Rabu, 02 April 2014

Is Cap'n Crunch Staring Straight Into Your Child’s Soul?

Cereal marketers have worked out a sophisticated way to get children to pay attention to kids’ cereal in the grocery aisle: the old “loooook into my eeeeyes” method.

In a study of 65 cereals at 10 grocery stores, researchers at Cornell University found that cereals marketed to kids are often placed at a lower shelf height—and characters on the cereal boxes are typically drawn to make eye contact with children. The report even has a suitably creepy title: “Eyes in the Aisles: Why is Cap’n Crunch Looking Down at My Child?

If you want to get really scientific about it, the researchers found that children’s cereals are typically placed on the bottom two shelves and the mascots deploy “a downward gaze at an angle of 9.67 degrees.” This creates an average gaze for the characters a little more than 20 inches above the ground, which is pretty handy for grabbing the attention of small kids in the grocery aisle.

“Eye contact with cereal spokes-characters increased feelings of trust and connection to the brand, as well as choice of the brand over competitors,” the report states. Consumers are 16 percent more likely to trust a brand of cereal when the characters on the boxes on the supermarket shelves look them straight in the eye. That conclusion’s based on a lab study of 63 university students who were more likely to pick Trix over Fruity Pebbles when the rabbit’s eyes were digitally manipulated to look out at them.

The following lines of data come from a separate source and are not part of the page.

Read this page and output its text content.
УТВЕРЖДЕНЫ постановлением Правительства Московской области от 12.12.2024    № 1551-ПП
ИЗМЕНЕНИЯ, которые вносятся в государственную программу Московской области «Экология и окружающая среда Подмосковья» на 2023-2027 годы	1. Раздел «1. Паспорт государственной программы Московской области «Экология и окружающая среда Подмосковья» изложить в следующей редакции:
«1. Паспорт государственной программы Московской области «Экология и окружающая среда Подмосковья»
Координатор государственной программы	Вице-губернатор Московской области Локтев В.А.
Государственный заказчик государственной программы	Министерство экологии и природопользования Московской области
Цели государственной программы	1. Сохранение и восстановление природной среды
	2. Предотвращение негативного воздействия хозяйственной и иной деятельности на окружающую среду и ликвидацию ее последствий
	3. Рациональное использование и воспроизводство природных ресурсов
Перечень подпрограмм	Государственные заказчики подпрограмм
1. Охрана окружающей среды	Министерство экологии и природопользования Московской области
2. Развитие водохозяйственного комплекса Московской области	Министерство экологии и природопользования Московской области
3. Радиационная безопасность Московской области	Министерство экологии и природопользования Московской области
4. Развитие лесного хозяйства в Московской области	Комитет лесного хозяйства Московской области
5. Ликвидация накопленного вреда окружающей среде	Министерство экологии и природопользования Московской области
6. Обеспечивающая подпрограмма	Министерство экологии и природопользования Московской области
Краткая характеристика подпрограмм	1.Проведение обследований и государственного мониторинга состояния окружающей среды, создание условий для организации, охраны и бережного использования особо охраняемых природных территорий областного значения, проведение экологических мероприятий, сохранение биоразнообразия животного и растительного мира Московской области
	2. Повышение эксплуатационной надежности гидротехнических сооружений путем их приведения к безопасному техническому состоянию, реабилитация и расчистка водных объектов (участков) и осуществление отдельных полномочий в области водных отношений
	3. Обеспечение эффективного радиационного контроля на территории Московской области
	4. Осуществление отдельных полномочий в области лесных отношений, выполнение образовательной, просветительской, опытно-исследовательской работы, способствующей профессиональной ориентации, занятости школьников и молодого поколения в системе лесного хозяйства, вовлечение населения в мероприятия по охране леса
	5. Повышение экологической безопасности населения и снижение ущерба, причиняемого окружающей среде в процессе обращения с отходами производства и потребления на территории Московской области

Adults, don’t think you’re not on marketers’ radars. The researchers also found that the cereal-selling personalities on the boxes aimed at grownups tend to make eye contact, too. Here’s a video of Brian Wansink, a professor of consumer behavior at Cornell University, explaining the study:

The researchers step back from making any hard conclusions: The study doesn’t “state or mean to infer that spokes-characters are deliberately designed to direct their gaze downward in order to make eye contact with children,” they write. “Regardless, in some of these cases their gaze meets the eyes of small children as they walk down the aisle.” Additional studies could help them understand the use of eye contact to market foods to children, and these findings could also help companies market healthier cereals better. Or the findings might just make Count Chocula even more powerful.